We recently added
device-mapper and
dmraid to paldo testing.
Device-Mapper enables you to do a variety of things with block devices, read
here for further info. In combination with dmraid it is capable of granting access to many software RAID devices out there included on many mainboards.
paldo's initramfs included since linux-2.6.15 should detect such raid setups automatically. The disks are accessible through eather /dev/dm-n (for a integer n) or /dev/disks/by-name/<name of your raid setup>. Be advised: The original disks (sdX) are still available in /dev but any write operation on them will most certenly destroy your RAID setup.
Hint: Since initramfs includes all this tools, booting from such a RAID disk ist supported, however the GRUB setup is a little more complicated than usual because if you start GRUB out of your paldo it will not detect your raid. There are 2 possible ways to solve that:
1. You already have a GRUB in your master boot record: You can simply restart your computer and do the setup from the GRUB console at startup. (This works because the BIOS fakes the RAID devices).

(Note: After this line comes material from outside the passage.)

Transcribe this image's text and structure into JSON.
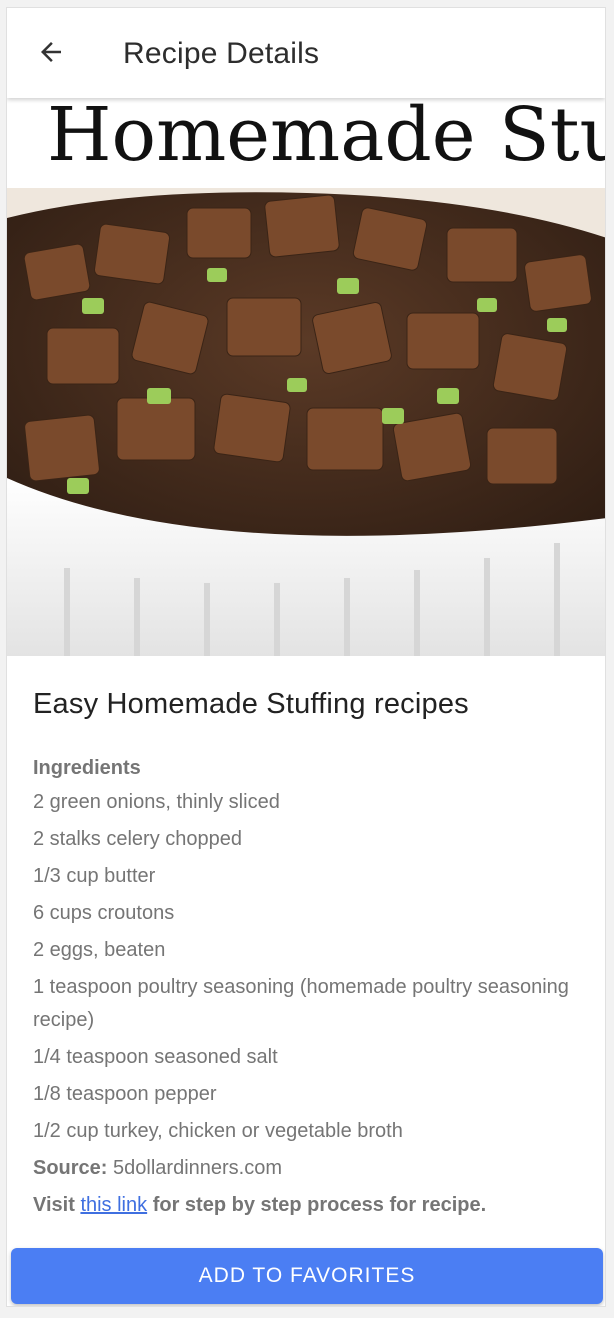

2. You don't have any GRUB on your boot records: You have to tell grub which device it will find at starup. To do this you need to create a little file, called a
device-map. E.g.
hd0 /dev/dm-0
hd1 /dev/hda
Attention: Do not include your original member disk of the RAID system (/dev/sdX).
After doing that, fire GRUB with the --device-map=<your file> option and setup your MBR.
I have a perfectly working setup here with Intel Matrix Strorage RAID.